SAN YSIDRO, Calif. - The first flights are now up and flying, as the U.S. kicked off its permanent program to fly deported immigrants deep into Mexico.
"I think it's unfair. It's pulling apart families," said Miguel, an undocumented immigrant.
On Thursday, the U.S. began the so-called deportation flights in which undocumented immigrants are brought in from all across the country and flown from El Paso, Texas, to Mexico City, in hopes of discouraging them from making the long trek back to the U.S.-Mexico border.
Last year, a two-month pilot program sent back 2,364 Mexicans on 18 flights.
Now the program is permanent, but will it work?
Miguel, who crossed illegally into the U.S. 18 years ago, said no.
"I don't think it's going to make a difference; they're still going to try to come back," said Miguel.
He said the journey from Mexico City, although a long one, can easily be made with a three-day bus ride -- a small obstacle for those looking to get back into the U.S.
While illegal immigration levels are at a 40-year low, Miguel said most that are deported are headed back.
"The situation in Mexico with jobs is bad, and they just come here to look for better life," he told 10News.

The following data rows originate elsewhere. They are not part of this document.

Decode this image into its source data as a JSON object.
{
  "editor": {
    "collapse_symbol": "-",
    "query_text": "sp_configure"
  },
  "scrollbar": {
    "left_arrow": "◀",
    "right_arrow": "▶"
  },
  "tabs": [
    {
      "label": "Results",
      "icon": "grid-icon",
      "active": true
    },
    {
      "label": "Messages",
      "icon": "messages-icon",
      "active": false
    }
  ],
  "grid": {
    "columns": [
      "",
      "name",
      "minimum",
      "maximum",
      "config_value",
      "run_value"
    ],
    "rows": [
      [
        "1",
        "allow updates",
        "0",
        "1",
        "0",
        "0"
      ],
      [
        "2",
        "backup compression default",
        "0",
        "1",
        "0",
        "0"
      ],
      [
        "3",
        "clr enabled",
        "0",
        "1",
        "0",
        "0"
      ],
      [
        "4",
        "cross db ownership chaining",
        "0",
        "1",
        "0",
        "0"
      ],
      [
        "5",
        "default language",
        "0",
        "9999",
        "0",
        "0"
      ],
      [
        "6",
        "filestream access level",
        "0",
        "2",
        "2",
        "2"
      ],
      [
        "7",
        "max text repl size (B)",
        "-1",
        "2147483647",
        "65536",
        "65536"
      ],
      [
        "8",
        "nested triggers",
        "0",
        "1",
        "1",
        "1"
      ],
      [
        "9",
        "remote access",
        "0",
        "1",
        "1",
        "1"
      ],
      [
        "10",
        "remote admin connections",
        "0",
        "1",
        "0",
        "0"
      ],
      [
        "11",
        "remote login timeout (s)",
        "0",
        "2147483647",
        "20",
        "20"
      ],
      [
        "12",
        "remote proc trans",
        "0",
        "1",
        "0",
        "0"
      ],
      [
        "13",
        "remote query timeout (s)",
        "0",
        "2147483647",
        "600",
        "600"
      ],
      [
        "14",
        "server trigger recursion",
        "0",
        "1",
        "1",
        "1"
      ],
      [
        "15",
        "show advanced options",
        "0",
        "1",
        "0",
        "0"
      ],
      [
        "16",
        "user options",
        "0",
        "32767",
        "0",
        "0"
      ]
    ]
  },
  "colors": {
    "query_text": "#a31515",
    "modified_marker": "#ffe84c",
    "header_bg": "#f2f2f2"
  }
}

Miguel said many have no choice but to come back because they have family in the U.S.
Immigrant advocates say the deportation flights may deter some from trying to cross again.
Glen Larsen, a pastor at the Community Church of Poway, said, "Those without family connections would be most affected by that … the ones that end up coming back make the determination that it's worth the risk and heartache to be reunited or to get a job."
There will be two flights a week, each carrying about 130 people.
A representative for Immigration and Customs Enforcement declined to talk about the cost.